Sunshine Biopharma Inc., of Montreal, said it agreed to work with the University of Georgia to advance development of its lead anti-coronavirus compound, SBFM-PL4. The protease inhibitor will be assessed in a series of in vitro tests to evaluate its inhibitory activity against the SARS-CoV-2 papain-like protease, one of two coronavirus-encoded proteases essential for viral replication. Following initial in vitro studies, SBFM-PL4 will be moved to the cell culture testing stage and assessment in coronavirus-infected mice.

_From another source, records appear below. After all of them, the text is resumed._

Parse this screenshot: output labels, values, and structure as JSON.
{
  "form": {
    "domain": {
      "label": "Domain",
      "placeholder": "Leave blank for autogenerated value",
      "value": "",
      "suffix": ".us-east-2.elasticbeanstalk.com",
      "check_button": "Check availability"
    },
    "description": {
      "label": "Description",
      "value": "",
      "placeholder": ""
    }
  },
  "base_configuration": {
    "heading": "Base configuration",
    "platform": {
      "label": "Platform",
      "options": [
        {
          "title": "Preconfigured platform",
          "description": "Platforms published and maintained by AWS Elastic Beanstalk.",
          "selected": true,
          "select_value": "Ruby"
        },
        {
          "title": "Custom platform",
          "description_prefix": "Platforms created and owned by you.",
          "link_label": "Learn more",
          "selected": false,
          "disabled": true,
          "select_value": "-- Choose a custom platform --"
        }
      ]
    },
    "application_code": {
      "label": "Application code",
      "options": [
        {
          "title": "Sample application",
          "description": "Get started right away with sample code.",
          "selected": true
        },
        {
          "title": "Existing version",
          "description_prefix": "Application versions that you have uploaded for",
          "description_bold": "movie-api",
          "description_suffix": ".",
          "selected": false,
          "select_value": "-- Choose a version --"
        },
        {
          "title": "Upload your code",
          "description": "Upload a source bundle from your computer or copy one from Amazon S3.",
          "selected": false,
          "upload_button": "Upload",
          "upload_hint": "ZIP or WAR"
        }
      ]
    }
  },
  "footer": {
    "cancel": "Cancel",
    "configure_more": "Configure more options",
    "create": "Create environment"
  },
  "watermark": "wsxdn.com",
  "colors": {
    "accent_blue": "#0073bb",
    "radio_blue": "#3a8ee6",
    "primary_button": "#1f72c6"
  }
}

The non-profit Transcelerate Biopharma Inc., of Philadelphia, said it launched several initiatives to improve pharmaceutical R&D. To respond to the COVID-19 pandemic, a module was created in its Datacelerate platform to enable patient-level data sharing of both the investigational product and control arms of COVID-19 trials, along with supporting documentation. Access to the COVID-19-related trial data is available to Transcelerate member companies, qualifying non-member biopharmas and select government biomedical research agencies. Also in response to the pandemic, Transcelerate approved the Modernizing Clinical Trial Conduct initiative, whose data and experience will be used to inform future development strategies for industry and policy initiatives for regulators. Transcelerate’s Real World Data initiative aims to support collaboration among global regulatory agencies to define tools, methodologies, use cases and appropriate levels of evidence to support regulatory decision-making using real world data. Finally, with a growing number of pharmacovigilance agreements between companies requiring an exchange of safety information, the Pharmacovigilance Agreements Optimization initiative seeks to produce a customizable resource for contract partners that can inform and/or streamline process development, contract drafting and negotiations around these documents.